Crawling
Crawl mode lets you systematically browse and extract content from multiple pages of a website starting from a single URL.
Options
You can customize the extraction process with the following options:
- AI Refinement: Uses a generative AI model to clean up the extracted Markdown. This can help fix formatting issues, remove redundant whitespace, and improve overall readability.
- No Cache Mode: Forces the scraper to re-fetch the content from the website, ignoring any previously cached versions.
- Custom Body Selector: Specify a CSS selector (e.g.,
main,#content,.article-body) to target a specific part of the page for extraction. This is useful for noisy pages where you only want the main content.
Crawl-Specific Options
- Crawl Max Pages: Limits the total number of pages the crawler will process.

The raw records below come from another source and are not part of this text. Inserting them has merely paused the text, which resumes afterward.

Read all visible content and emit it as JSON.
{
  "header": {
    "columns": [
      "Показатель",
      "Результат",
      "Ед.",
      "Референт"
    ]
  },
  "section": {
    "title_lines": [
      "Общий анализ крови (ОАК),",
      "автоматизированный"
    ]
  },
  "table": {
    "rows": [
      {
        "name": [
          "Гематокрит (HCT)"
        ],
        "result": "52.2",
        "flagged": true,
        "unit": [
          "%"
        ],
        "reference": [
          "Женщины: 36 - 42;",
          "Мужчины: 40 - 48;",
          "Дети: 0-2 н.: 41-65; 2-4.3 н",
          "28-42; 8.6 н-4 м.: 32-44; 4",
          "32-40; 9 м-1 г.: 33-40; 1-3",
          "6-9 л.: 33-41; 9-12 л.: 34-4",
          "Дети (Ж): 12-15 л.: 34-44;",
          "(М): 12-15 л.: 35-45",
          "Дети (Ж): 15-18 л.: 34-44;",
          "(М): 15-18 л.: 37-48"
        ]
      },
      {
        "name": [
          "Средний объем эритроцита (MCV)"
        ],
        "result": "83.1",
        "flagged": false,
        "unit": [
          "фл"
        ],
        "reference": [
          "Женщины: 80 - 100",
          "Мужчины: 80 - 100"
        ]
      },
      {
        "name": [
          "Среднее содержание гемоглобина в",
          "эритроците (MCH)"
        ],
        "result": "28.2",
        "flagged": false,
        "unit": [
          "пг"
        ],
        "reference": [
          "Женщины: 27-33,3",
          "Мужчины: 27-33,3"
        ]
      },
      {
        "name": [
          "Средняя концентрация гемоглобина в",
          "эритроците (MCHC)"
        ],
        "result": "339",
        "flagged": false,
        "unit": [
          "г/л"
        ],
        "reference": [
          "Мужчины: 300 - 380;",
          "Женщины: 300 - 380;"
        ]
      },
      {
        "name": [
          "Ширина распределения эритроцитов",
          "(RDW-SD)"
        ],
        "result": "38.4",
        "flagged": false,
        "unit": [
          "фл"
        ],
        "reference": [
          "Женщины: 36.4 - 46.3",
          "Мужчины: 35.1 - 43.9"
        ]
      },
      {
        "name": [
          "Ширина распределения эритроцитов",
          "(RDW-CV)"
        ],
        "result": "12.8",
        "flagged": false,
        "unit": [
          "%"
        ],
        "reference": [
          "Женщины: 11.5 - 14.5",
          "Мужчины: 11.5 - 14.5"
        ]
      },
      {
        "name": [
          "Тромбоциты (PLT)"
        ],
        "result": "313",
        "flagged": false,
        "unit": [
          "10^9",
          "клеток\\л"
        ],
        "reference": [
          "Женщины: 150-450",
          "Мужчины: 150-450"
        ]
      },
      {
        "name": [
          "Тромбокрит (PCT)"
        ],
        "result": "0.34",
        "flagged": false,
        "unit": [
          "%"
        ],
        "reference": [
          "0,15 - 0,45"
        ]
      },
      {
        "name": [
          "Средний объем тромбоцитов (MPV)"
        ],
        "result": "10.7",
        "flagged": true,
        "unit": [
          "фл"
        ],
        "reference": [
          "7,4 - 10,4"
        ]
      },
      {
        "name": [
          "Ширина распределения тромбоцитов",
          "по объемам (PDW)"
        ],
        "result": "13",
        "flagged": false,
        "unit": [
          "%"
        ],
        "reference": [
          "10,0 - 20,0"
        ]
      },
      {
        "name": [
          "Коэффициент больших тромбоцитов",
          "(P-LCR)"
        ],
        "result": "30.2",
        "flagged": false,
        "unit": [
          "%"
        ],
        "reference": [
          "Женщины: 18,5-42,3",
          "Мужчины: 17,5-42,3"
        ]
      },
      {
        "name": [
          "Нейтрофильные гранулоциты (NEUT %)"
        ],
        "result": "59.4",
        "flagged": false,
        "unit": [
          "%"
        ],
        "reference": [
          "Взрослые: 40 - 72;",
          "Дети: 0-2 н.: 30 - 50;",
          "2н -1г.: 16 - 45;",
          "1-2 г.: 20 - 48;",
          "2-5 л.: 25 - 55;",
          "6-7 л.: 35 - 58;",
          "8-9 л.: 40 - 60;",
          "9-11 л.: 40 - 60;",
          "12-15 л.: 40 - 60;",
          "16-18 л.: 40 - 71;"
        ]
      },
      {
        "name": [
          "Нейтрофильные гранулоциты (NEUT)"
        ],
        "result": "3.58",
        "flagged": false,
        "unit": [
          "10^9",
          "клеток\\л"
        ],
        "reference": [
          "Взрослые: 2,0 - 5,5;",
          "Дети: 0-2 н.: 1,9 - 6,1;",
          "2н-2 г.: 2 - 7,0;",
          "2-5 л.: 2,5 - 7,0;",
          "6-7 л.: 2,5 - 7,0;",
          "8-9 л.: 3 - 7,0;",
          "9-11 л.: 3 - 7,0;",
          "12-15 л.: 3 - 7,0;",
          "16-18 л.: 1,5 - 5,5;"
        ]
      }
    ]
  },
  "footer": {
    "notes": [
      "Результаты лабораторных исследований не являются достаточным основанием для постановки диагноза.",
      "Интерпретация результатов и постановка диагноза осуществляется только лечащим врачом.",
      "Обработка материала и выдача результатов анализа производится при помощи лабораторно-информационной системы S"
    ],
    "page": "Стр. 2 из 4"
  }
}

- Crawl Depth: Defines how many "clicks" away from the starting page the crawler is allowed to go. A depth of 1 will only crawl pages directly linked from the start page.
Results
After an extraction job is complete, the results are displayed in a tabbed interface.
- URL List: Shows a list of all processed URLs and their status. You can click on any URL to view its content.
- Preview: Renders the extracted Markdown as formatted text, giving you a clean reading experience.
- Code: Shows the raw Markdown code, which you can easily copy.
You can use the Copy and Download buttons to save the content of the currently viewed result.